Prices, Pills and Federal Programs Are Reshaping the Calculus
Even as Cigna pulls back, cash prices for some GLP‑1 options are shifting. Eli Lilly’s launch materials show its new oral GLP‑1 pill Foundayo is being offered through LillyDirect with self‑pay starter pricing that begins at about $149 per month, according to Eli Lilly.
On the public side, a new federal effort is about to kick in. The Medicare GLP‑1 Bridge program will allow certain Medicare Part D beneficiaries to obtain select GLP‑1 medicines for a $50 monthly copay starting July 1, according to CMS.
Why Employers Are Scaling Back Coverage
GLP‑1 weight‑loss drugs have become a budget headache for employers and health plans, which say the medicines are rapidly inflating costs and threatening to drive up premiums. Many large employers have already started pulling back.
Allina Health removed GLP‑1 weight‑loss drugs from its employee medical plans, citing affordability concerns. In Massachusetts, the town of Wellesley issued a benefits notice excluding Wegovy, Zepbound and similar drugs as of July 1. Those moves echo the same cost arguments Cigna laid out internally.
What It Means for Workers
For Cigna employees, the immediate hit is financial. Paying cash for branded GLP‑1 drugs can be steep, and, as the employee materials note, those out‑of‑pocket payments will not count toward deductibles or out‑of‑pocket maximums.

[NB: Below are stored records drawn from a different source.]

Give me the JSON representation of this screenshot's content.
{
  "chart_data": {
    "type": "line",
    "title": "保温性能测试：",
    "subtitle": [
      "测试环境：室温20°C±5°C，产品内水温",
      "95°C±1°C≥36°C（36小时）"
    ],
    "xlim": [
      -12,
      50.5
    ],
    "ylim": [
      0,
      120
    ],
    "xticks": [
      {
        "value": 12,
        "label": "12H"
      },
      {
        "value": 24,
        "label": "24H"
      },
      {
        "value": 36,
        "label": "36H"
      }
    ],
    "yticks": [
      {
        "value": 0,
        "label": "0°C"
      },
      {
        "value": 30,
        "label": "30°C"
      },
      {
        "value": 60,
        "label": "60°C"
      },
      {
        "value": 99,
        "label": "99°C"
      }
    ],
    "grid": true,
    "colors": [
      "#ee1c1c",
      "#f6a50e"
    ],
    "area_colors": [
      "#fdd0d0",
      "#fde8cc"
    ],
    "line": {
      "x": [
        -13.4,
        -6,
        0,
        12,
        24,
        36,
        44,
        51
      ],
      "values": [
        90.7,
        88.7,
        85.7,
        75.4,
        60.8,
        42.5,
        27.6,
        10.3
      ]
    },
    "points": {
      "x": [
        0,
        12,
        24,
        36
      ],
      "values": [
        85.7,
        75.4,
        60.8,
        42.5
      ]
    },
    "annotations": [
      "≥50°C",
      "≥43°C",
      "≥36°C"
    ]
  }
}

There is also a medical wrinkle. Randomized withdrawal trials suggest stopping GLP‑1 treatment often leads to significant weight regain. The STEP‑4 trial, published in JAMA, found that participants who discontinued semaglutide regained much of the weight they had lost within a year.

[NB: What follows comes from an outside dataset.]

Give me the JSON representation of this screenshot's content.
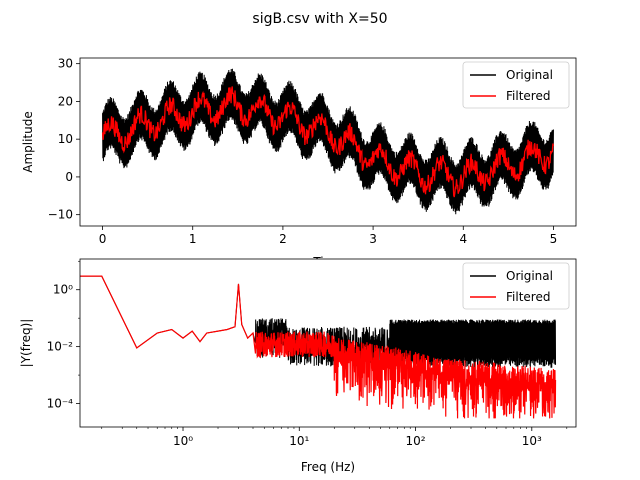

Employees are being urged to talk with HR and their prescribers about options, including manufacturer assistance programs, alternative therapies and the risk of rebound weight gain if treatment is interrupted.
Cigna has repeatedly emphasized that the change affects only its internal employee health plan and that coverage for diabetes indications and client plans is not being altered. With new oral pills, drugmaker discount programs and the Medicare Bridge rolling out over the summer, insurers and employers will keep wrestling with where to draw the line between access and affordability for these blockbuster drugs.